In these foreign lands, Basque immigrants created their own diasporic cultures that are seen around the Washoe Valley, Elko and other parts of Nevada today. Basque immigrants could stay at Basque boarding houses that eventually became many of the Basque restaurants the area is known for today. They would eat roasted meats, beans, soups and stews and drink red wines and picon punches. They would play music and perform bertsolaritza.
When Goñi first came to the U.S., he didn’t sing much — there weren’t many Basques in Arizona. Working in sheep camps can be very isolating, particularly when there is no one around who shares your culture. And Goñi said that Arizona was too hot for him. Eventually, he left for Idaho, where he met more Basques and made friends with other bertsos before moving to the Reno area in the ‘80s.
In Euskal Herria after Franco’s death in 1972, the Basques were reviving their language and rebuilding their culture. Meanwhile, Goñi was creating a group of bertsos who were performing at everything from Basque picnics to funerals, winning awards in Boise, Gardnerville and San Francisco.
He even performed with a group for Congress in 1992. Goñi said he never imagined that his life would bring him to perform bertsos in Washington, D.C.
Goñi is still performing today.

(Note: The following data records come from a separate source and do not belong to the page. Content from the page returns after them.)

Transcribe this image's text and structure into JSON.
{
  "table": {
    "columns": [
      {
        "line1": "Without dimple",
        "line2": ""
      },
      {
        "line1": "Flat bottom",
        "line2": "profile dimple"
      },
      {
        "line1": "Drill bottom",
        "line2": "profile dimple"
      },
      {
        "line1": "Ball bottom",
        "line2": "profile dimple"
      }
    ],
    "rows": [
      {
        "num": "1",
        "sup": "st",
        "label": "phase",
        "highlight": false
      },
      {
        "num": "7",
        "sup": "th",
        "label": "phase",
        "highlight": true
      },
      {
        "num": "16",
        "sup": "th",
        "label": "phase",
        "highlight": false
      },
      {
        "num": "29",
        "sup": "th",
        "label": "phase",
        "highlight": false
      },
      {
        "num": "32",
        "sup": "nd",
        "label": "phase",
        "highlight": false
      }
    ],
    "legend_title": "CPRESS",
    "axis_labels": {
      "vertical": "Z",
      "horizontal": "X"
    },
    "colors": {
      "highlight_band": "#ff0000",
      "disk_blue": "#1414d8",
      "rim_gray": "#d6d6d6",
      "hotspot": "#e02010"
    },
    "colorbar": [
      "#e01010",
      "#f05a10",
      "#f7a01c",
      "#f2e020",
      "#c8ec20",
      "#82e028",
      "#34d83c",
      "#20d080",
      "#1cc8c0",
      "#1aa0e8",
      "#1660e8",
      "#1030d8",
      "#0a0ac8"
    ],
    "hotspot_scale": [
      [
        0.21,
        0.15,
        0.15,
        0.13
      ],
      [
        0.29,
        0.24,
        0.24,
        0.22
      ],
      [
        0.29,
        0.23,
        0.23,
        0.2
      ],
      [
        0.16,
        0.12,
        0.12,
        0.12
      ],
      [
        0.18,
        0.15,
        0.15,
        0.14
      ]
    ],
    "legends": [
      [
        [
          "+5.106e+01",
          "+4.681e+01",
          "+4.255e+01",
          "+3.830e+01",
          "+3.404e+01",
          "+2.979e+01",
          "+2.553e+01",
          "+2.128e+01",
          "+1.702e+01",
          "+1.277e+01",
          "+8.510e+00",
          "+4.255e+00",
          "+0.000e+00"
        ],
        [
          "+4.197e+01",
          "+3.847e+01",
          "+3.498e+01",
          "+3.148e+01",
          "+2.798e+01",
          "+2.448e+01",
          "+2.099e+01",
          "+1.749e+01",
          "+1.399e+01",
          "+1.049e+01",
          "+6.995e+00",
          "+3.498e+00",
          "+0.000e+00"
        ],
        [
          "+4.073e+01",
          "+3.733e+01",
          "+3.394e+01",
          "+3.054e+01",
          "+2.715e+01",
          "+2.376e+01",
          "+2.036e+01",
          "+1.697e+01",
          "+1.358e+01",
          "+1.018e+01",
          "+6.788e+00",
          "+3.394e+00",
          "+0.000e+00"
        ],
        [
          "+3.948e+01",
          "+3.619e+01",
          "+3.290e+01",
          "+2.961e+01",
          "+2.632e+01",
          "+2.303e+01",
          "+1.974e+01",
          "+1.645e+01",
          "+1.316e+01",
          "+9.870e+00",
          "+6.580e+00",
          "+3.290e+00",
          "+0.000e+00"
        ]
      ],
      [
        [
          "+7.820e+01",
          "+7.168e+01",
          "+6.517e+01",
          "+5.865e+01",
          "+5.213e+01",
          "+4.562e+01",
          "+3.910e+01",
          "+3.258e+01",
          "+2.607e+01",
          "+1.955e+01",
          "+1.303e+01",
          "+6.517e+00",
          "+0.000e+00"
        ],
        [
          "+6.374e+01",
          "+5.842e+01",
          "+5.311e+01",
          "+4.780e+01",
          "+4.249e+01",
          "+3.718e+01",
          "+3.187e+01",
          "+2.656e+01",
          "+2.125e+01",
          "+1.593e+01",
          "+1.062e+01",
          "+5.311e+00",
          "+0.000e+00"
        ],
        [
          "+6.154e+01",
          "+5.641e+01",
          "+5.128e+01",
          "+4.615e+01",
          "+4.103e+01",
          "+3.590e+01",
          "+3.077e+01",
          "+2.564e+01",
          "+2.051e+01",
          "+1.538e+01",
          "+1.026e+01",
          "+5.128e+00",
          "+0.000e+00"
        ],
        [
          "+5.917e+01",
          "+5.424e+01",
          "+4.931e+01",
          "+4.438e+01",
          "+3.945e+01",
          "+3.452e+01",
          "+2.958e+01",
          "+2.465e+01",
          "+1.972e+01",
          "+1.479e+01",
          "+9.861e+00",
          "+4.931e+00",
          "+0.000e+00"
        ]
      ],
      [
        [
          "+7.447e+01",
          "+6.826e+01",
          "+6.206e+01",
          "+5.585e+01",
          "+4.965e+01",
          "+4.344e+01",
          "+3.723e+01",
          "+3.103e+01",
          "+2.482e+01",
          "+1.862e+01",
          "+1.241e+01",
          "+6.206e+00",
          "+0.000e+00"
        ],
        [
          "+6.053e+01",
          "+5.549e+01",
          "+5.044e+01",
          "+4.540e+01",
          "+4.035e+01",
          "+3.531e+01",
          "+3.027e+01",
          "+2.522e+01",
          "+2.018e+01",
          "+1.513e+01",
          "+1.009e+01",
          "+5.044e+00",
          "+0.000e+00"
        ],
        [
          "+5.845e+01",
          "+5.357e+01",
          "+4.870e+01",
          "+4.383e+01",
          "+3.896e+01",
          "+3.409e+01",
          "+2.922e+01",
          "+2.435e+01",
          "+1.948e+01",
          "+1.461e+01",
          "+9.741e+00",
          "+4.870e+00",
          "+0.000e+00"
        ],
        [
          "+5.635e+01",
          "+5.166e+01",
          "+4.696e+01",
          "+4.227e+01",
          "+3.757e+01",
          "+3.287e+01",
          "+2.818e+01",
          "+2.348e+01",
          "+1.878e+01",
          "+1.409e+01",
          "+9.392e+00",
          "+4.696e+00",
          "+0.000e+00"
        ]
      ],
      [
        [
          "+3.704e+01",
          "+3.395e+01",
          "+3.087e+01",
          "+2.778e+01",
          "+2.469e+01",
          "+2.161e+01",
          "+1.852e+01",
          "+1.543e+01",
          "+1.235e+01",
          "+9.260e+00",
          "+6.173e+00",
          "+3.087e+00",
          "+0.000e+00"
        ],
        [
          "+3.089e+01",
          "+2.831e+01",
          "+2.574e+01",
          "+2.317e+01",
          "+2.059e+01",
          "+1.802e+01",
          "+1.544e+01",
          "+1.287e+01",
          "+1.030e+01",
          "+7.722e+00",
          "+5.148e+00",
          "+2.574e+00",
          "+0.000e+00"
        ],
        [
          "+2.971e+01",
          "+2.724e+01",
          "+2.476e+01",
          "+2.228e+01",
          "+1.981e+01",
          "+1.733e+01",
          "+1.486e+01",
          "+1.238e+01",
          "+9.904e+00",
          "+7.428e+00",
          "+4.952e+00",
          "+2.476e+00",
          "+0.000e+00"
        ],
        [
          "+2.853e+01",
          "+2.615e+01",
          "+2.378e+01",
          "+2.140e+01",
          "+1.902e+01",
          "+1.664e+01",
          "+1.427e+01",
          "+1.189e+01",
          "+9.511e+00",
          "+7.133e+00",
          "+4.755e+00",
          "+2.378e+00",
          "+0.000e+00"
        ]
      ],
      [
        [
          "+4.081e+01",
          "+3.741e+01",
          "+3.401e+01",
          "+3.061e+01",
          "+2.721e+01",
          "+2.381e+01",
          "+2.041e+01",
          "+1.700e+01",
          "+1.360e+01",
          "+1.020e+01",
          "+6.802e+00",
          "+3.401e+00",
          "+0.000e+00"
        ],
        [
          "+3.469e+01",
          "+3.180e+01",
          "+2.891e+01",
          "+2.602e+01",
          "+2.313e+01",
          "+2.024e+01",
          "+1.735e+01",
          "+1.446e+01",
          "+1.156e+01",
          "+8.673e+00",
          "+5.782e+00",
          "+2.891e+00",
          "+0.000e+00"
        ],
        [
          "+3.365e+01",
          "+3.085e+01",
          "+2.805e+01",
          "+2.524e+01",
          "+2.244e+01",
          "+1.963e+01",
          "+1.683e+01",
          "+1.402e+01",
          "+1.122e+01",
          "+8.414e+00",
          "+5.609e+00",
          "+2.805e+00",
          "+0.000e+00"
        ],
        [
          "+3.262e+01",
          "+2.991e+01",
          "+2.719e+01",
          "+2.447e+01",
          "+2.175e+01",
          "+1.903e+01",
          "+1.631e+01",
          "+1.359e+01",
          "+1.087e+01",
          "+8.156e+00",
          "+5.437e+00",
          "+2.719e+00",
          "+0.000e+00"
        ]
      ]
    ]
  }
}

In September, he sang a bertso honoring the statue of the Basque Shepherd when it moved from the Nugget Casino Resort, previously owned by second-generation Basque immigrant John Ascuaga, to the UNR campus. In March, Goñi was honored at the Bertsolari Special Tribute at the North American Basque Organization meeting in San Francisco.
Goñi said that while he has had many memories performing for national leaders, his favorite memories of singing are after performances, when people gather to eat and drink. Often people will play instruments and take turns singing for one another.
“That’s the good memories, singing a lot … you find people you’re not thinking you’re going to find,” he said.